Use EdTech trade shows as an opportunity to get to know how the other half lives.
The Cold War was a period of geopolitical tension between the Soviet Union and the United States during a big chunk of the second half of the 20th Century. These tensions rose and fell many times. One period of relaxed tension occurred in the early 1970s and became known as “Détente,” a French word meaning “release of tensions.” This relaxation of tensions allowed for an increase in summits and treaties around the world.
EdTech CEOs and education decision makers at the school, district and state level can, if they play their cards right, use some trade shows to create a period of productive Détente.
Take Advantage of the Generalized EdTech Trade Shows
There are some trade shows, like FETC, where it is a perfect opportunity for EdTech companies and education decision makers to come together and engage with each other for idea exchanges. The engagement process is typically an “either/or” situation. You can go to a conference that is strictly technology based OR you can go something that is curriculum based OR or can go where it is just investors. Rarely are there genuine opportunities en masse to integrate with these different groups.

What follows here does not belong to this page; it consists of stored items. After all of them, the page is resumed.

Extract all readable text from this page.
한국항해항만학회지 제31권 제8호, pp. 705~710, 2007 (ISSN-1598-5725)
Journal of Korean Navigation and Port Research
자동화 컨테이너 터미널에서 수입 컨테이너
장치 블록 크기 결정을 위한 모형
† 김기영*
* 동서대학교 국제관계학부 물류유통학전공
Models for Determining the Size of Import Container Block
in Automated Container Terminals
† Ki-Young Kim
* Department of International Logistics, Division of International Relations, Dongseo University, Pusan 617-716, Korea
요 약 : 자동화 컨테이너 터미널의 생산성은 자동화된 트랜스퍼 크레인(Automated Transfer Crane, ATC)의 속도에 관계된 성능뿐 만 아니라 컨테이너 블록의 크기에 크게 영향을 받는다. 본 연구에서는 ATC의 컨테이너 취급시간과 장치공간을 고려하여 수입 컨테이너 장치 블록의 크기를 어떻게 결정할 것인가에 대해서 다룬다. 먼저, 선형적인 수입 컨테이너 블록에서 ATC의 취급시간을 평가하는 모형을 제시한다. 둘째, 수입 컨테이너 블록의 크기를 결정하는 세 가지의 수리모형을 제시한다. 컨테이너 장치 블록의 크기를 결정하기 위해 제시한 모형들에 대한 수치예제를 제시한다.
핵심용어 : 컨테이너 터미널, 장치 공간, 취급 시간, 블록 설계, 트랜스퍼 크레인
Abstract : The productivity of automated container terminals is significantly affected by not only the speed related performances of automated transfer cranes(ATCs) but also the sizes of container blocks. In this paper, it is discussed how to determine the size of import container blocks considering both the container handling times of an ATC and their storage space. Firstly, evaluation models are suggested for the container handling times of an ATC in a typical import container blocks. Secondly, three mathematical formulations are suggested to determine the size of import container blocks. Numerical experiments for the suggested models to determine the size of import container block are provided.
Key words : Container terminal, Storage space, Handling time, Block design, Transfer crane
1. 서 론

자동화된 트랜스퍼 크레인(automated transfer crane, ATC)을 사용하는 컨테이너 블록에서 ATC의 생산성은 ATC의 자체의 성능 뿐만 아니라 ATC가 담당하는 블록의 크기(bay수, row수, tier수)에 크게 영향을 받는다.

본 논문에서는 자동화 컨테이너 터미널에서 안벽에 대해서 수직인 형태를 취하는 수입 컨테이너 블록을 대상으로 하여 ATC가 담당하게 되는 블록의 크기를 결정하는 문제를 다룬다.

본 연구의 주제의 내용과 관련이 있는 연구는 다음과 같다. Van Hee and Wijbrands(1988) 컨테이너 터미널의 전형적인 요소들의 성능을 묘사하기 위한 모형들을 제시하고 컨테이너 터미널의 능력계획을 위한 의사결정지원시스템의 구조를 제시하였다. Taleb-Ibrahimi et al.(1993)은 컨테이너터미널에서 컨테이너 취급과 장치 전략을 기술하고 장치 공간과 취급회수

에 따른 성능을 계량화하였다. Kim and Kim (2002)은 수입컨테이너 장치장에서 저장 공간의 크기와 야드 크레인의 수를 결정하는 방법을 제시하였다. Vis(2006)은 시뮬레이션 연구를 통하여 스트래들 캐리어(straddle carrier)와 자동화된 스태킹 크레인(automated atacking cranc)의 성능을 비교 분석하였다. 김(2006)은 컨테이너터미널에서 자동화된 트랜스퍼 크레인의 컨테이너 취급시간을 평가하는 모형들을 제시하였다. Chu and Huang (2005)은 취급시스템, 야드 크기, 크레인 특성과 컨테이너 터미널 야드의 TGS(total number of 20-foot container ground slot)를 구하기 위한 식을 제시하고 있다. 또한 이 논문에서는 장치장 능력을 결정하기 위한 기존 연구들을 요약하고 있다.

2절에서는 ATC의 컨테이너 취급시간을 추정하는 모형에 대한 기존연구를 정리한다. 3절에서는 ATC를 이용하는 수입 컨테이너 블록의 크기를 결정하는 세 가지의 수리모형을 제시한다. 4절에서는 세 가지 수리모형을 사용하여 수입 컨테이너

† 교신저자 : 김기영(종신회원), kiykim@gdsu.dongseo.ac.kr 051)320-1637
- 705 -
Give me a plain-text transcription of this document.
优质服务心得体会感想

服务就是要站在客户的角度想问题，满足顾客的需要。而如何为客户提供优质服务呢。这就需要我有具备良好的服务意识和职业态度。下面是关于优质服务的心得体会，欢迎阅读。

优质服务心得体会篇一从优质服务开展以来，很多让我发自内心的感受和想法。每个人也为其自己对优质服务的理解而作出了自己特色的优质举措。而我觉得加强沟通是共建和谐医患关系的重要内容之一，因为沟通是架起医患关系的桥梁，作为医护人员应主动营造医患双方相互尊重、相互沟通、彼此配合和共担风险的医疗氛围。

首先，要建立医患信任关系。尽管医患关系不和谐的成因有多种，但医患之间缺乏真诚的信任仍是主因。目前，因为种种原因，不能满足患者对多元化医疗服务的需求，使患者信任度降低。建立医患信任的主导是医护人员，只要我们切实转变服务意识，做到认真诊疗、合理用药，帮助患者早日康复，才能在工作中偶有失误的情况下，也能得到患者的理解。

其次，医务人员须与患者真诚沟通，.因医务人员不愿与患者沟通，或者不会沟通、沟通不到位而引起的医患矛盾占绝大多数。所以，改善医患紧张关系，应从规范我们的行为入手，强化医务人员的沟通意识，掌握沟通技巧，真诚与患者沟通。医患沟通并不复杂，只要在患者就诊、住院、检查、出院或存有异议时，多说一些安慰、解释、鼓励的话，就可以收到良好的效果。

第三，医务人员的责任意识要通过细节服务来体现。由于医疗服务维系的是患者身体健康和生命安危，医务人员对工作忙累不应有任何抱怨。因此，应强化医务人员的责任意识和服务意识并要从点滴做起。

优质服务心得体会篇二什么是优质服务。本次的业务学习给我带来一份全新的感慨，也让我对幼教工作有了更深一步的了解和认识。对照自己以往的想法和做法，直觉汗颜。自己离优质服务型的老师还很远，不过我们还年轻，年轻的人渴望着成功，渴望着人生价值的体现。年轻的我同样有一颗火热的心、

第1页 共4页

If interested parties on both sides of the fence recognized that those opportunities are there and took full advantage of it, there would be more informed decisions made at every level. By sitting down with decision makers and learning about what they do on a day-to-day basis, including their pain points, EdTech companies would have a better understanding of who to pitch, how to pitch, how to approach their marketing message, how to position their freemium or paid model in the market.
Likewise, decision makers could sit down with EdTech leaders and come away with a better understanding about what the process is to bring a product to market. Sometimes education administrators with ask for things from EdTech companies that are out of line with reality, and a better understanding of how the industry works, from development to UX to QA to marketing and launch could give them more reasonable expectations.
Additionally, the investment community can get to know EdTEch CEOs and founders and get involved earlier in their development process. If an investor and a CEO have a relationship, even before the CEO’s company is ready for a big investment, the investor could keep the company on the right track in the development stage, where EdTech companies often tend to over-innovate. This would let a CEO guide the process of the development of the company and their products in a strategic manner.
When you’re looking at your calendar and planning your trade show attendance, don’t just go to shows where all you want to do is sell, sell, sell. Go to a variety of shows, and you’ll find that networking and relationships are as important as marketing and selling.